Since kinetic energy can increase without practical limit, there is no real upper limit on temperature. How it would "feel" depends on the limits of your nervous system - so there comes a point at which nothing can "feel" hotter or colder because your body will have reached it's sensory limits. 

False_Believer
False_Believer

@rotorhead1871 The gas does work against the gravitational pull of the object as a whole, so cools as it expands. But thank you for not suggesting that God is cooling it:).

nathanielrhamrick
nathanielrhamrick

@rotorhead1871 Ideal gas simplification equations are not precise at low temperatures.
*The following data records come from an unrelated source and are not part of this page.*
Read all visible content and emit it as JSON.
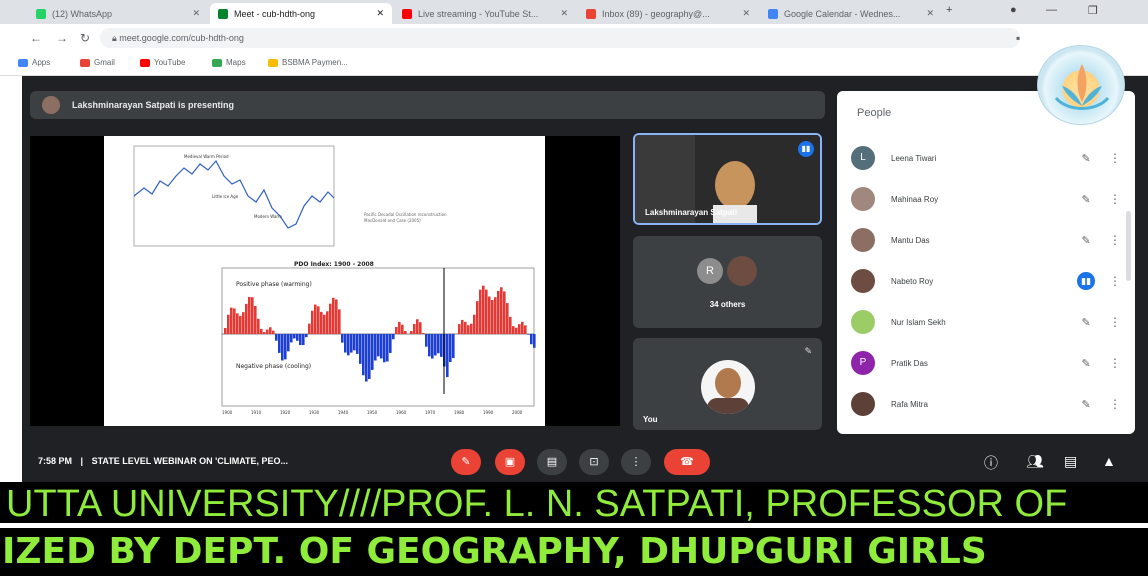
{
  "browser": {
    "tabs": [
      {
        "label": "(12) WhatsApp",
        "color": "#25d366"
      },
      {
        "label": "Meet - cub-hdth-ong",
        "color": "#00832d"
      },
      {
        "label": "Live streaming - YouTube St...",
        "color": "#ff0000"
      },
      {
        "label": "Inbox (89) - geography@...",
        "color": "#ea4335"
      },
      {
        "label": "Google Calendar - Wednes...",
        "color": "#4285f4"
      }
    ],
    "url": "meet.google.com/cub-hdth-ong",
    "bookmarks": [
      {
        "label": "Apps",
        "color": "#4285f4"
      },
      {
        "label": "Gmail",
        "color": "#ea4335"
      },
      {
        "label": "YouTube",
        "color": "#ff0000"
      },
      {
        "label": "Maps",
        "color": "#34a853"
      },
      {
        "label": "BSBMA Paymen...",
        "color": "#fbbc04"
      }
    ]
  },
  "meet": {
    "presenting_banner": "Lakshminarayan Satpati is presenting",
    "tiles": {
      "main_name": "Lakshminarayan Satpati",
      "others_label": "34 others",
      "others_initial": "R",
      "self_label": "You"
    },
    "people": {
      "title": "People",
      "participants": [
        {
          "name": "Leena Tiwari",
          "initial": "L",
          "color": "#546e7a",
          "mic": "muted"
        },
        {
          "name": "Mahinaa Roy",
          "initial": "",
          "color": "#a1887f",
          "mic": "muted"
        },
        {
          "name": "Mantu Das",
          "initial": "",
          "color": "#8d6e63",
          "mic": "muted"
        },
        {
          "name": "Nabeto Roy",
          "initial": "",
          "color": "#6d4c41",
          "mic": "active"
        },
        {
          "name": "Nur Islam Sekh",
          "initial": "",
          "color": "#9ccc65",
          "mic": "muted"
        },
        {
          "name": "Pratik Das",
          "initial": "P",
          "color": "#8e24aa",
          "mic": "muted"
        },
        {
          "name": "Rafa Mitra",
          "initial": "",
          "color": "#5d4037",
          "mic": "muted"
        }
      ]
    },
    "bottom_bar": {
      "time": "7:58 PM",
      "separator": "|",
      "meeting_title": "STATE LEVEL WEBINAR ON 'CLIMATE, PEO..."
    },
    "slide": {
      "top_title": "PDO Index: 1900 - 2008",
      "pos_label": "Positive phase (warming)",
      "neg_label": "Negative phase (cooling)",
      "x_ticks": [
        "1900",
        "1910",
        "1920",
        "1930",
        "1940",
        "1950",
        "1960",
        "1970",
        "1980",
        "1990",
        "2000"
      ]
    }
  },
  "ticker": {
    "line1": "UTTA UNIVERSITY////PROF. L. N. SATPATI, PROFESSOR OF",
    "line2": "IZED BY DEPT. OF GEOGRAPHY, DHUPGURI GIRLS"
  }
}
Furthermore, you have no reason to assume that such a large quantity of gas in any area of space would be accurately classifiable as ideal.

teviet
teviet

@rotorhead1871 Nope, even if the gas is expanding into a vacuum, it does work (on itself) and cools.

teviet
teviet

@allenwoll @petergc901 Although the speed of particles is limited to the speed of light, their energy has no upper limit.  Since temperature is proportional to the energy per particle, there is no upper limit on temperatures.

Actually, at temperatures above 1e30 degrees or so the structure of space and time as we understand it will break down.  This is about the temperature of the Big Bang.  That doesn't mean that higher temperatures are impossible, just that our current laws of physics will prove inadequate to describe them.

allenwoll
allenwoll

@teviet @allenwoll @petergc901 -- Thank you for you couteous and informative reply. 

Scientists need to compile a more intuitive picture for laymen -- Likely n-ot one in 1,000 has any useful concept of extreme high temperatures. . Rolling out numbers like 1-M degrees is rather silly. . People think of the temperature of a body of particles (gas, liquid or solid), not of a body of particles beyond even a gas -- rather, a plasma.